Published Date: 23 August 2011
By Erikka Askeland
Senior Business Writer

Petrofac was described as the “darling” of the oil services industry after posting a forecast-beating first-half profit and said it was confident demand from national oil firms would continue to fuel growth despite global political unrest.

Keith Roberts, chief financial officer, said: “We are increasingly seeing resource holders who don’t want to give up the title to reserves but do need expertise to help improve or develop their resources.
“Whether its Malaysia, Petrom in Romania, now Mexico. This is a long-term systemic trend,” he said, adding that the company also saw future opportunities for that part of the business in Iraq and Turkmenistan.
Demand for oilfield upgrades to improve extraction rates will also be a major driver of growth, the firm said.
Ayman Asfari, the firm’s chief executive, said the company plans to invest as much as $4 billion (£2.4bn) through to 2015 to secure contracts in Indonesia, Malaysia, Nigeria and Thailand. He added the firm will also bid for more projects in Mexico after winning two fields last week from Pemax, Mexico’s state oil monopoly, which were the result of the first foreign-investor deals in the nation since 1938. 
In Africa, Petrofac is examining projects with Nigerian National Petroleum Corp and possible bids for fields being sold by Royal Dutch Shell Plc (RDSA), outside of its partnership with Seven Energy International. The company, which designs and builds infrastructure and also invests alongside firms in oil fields, posted net profit of $246.3 million for the first six months of the year, a 6.6 per cent rise on the previous year which slightly exceeded analysts’ expectations. 
Profits in the FTSE 100 company’s offshore engineering and operations business soared by over 700 per cent reflecting strong activity levels in Malaysia, where it has a contract to develop oil and gas facilities for the country’s state oil firm Petronas.
Keith Morris, analyst at Evolution said that Petrofac looked undervalued after recent poor share price performance. Shares in the company have fallen almost 20 per cent over the last month, broadly in line with recent sell-offs across the oil and gas sector.
Petrofac said it planned to pay an interim dividend of 17.4 cents (10.54p) per share, a 26.1 per cent jump on the same period last year.

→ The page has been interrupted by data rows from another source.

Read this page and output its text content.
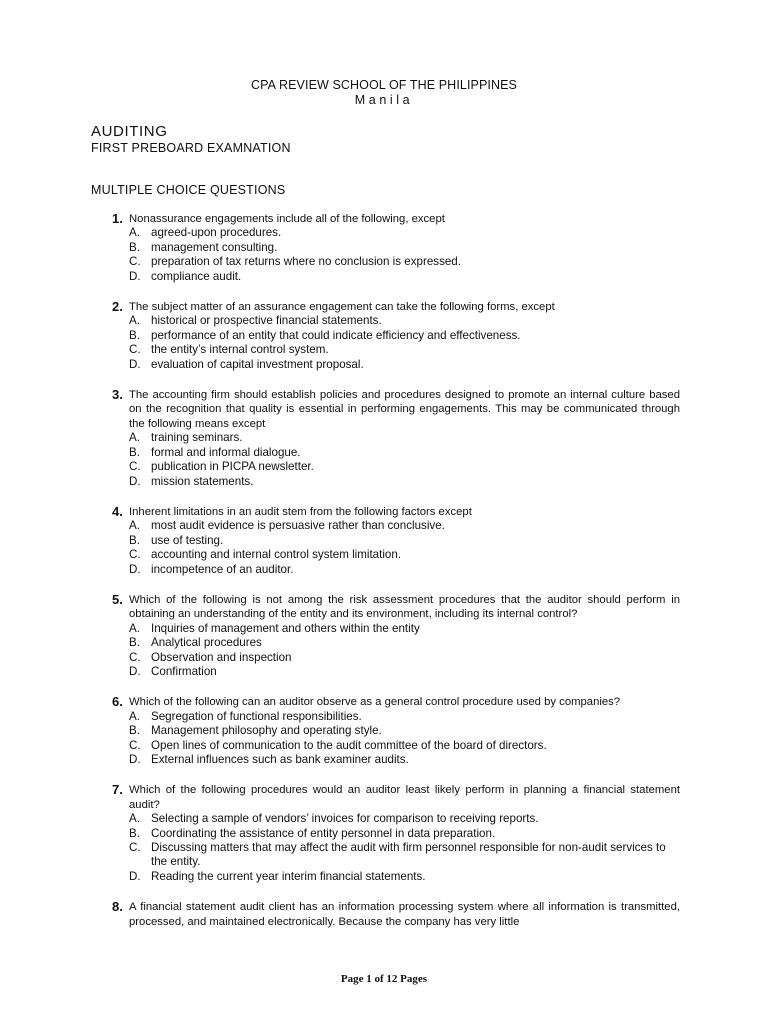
CPA REVIEW SCHOOL OF THE PHILIPPINES
Manila
AUDITING
FIRST PREBOARD EXAMNATION
MULTIPLE CHOICE QUESTIONS
1. Nonassurance engagements include all of the following, except
A. agreed-upon procedures.
B. management consulting.
C. preparation of tax returns where no conclusion is expressed.
D. compliance audit.
2. The subject matter of an assurance engagement can take the following forms, except
A. historical or prospective financial statements.
B. performance of an entity that could indicate efficiency and effectiveness.
C. the entity’s internal control system.
D. evaluation of capital investment proposal.
3. The accounting firm should establish policies and procedures designed to promote an internal culture based on the recognition that quality is essential in performing engagements. This may be communicated through the following means except
A. training seminars.
B. formal and informal dialogue.
C. publication in PICPA newsletter.
D. mission statements.
4. Inherent limitations in an audit stem from the following factors except
A. most audit evidence is persuasive rather than conclusive.
B. use of testing.
C. accounting and internal control system limitation.
D. incompetence of an auditor.
5. Which of the following is not among the risk assessment procedures that the auditor should perform in obtaining an understanding of the entity and its environment, including its internal control?
A. Inquiries of management and others within the entity
B. Analytical procedures
C. Observation and inspection
D. Confirmation
6. Which of the following can an auditor observe as a general control procedure used by companies?
A. Segregation of functional responsibilities.
B. Management philosophy and operating style.
C. Open lines of communication to the audit committee of the board of directors.
D. External influences such as bank examiner audits.
7. Which of the following procedures would an auditor least likely perform in planning a financial statement audit?
A. Selecting a sample of vendors’ invoices for comparison to receiving reports.
B. Coordinating the assistance of entity personnel in data preparation.
C. Discussing matters that may affect the audit with firm personnel responsible for non-audit services to the entity.
D. Reading the current year interim financial statements.
8. A financial statement audit client has an information processing system where all information is transmitted, processed, and maintained electronically. Because the company has very little
Page 1 of 12 Pages
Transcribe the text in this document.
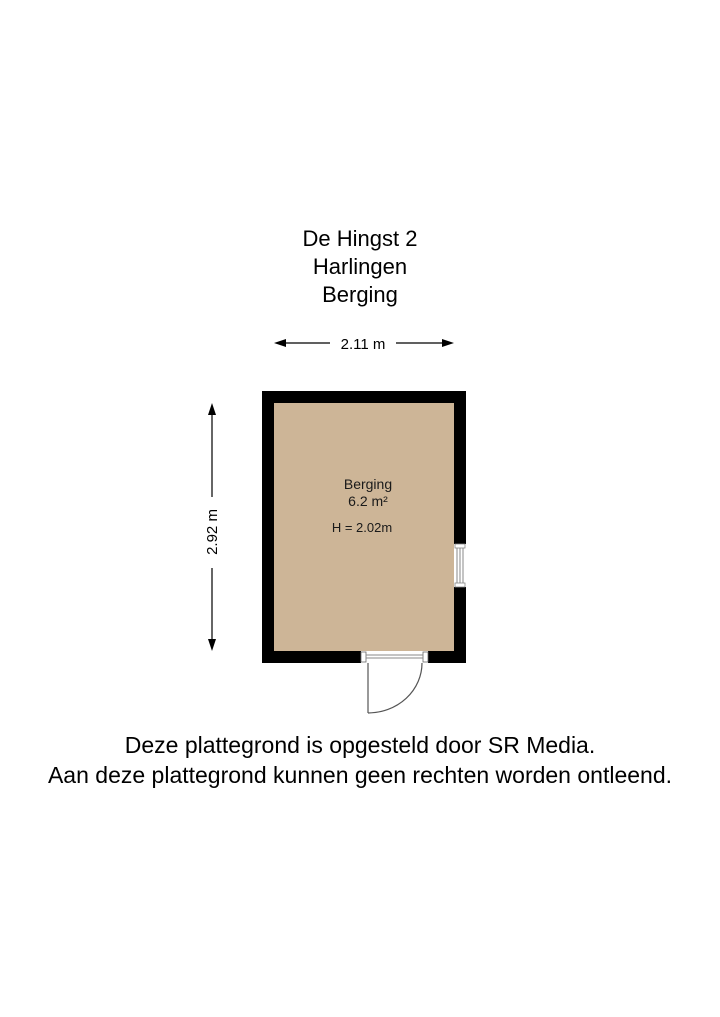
De Hingst 2
Harlingen
Berging
2.11 m
2.92 m
Berging
6.2 m²
H = 2.02m
Deze plattegrond is opgesteld door SR Media.
Aan deze plattegrond kunnen geen rechten worden ontleend.
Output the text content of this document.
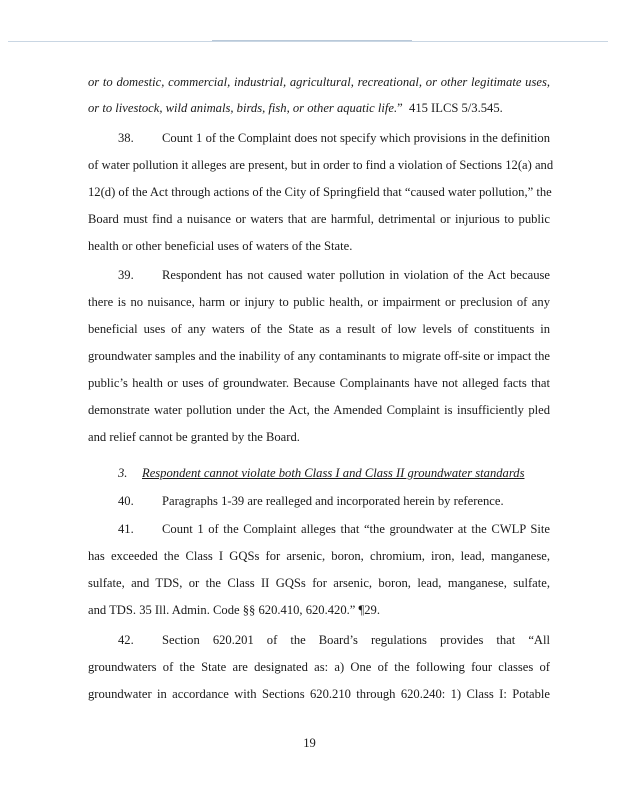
or to domestic, commercial, industrial, agricultural, recreational, or other legitimate uses,
or to livestock, wild animals, birds, fish, or other aquatic life.”  415 ILCS 5/3.545.
38. Count 1 of the Complaint does not specify which provisions in the definition
of water pollution it alleges are present, but in order to find a violation of Sections 12(a) and
12(d) of the Act through actions of the City of Springfield that “caused water pollution,” the
Board must find a nuisance or waters that are harmful, detrimental or injurious to public
health or other beneficial uses of waters of the State.
39. Respondent has not caused water pollution in violation of the Act because
there is no nuisance, harm or injury to public health, or impairment or preclusion of any
beneficial uses of any waters of the State as a result of low levels of constituents in
groundwater samples and the inability of any contaminants to migrate off-site or impact the
public’s health or uses of groundwater. Because Complainants have not alleged facts that
demonstrate water pollution under the Act, the Amended Complaint is insufficiently pled
and relief cannot be granted by the Board.
3. Respondent cannot violate both Class I and Class II groundwater standards
40. Paragraphs 1-39 are realleged and incorporated herein by reference.
41. Count 1 of the Complaint alleges that “the groundwater at the CWLP Site
has exceeded the Class I GQSs for arsenic, boron, chromium, iron, lead, manganese,
sulfate, and TDS, or the Class II GQSs for arsenic, boron, lead, manganese, sulfate,
and TDS. 35 Ill. Admin. Code §§ 620.410, 620.420.” ¶29.
42. Section 620.201 of the Board’s regulations provides that “All
groundwaters of the State are designated as: a) One of the following four classes of
groundwater in accordance with Sections 620.210 through 620.240: 1) Class I: Potable
19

Shares in the firm rose 43p or 3.7 per cent to 1,211p in a buoyant day for markets.
Analysts added the firm’s performance led the way for others in the sector. “The emergence of oil services companies in recent years has been due in no small way to sector darling Petrofac, which has set many investor portfolios alight with its truly stellar performance,” said Richard Curr at Prime Markets.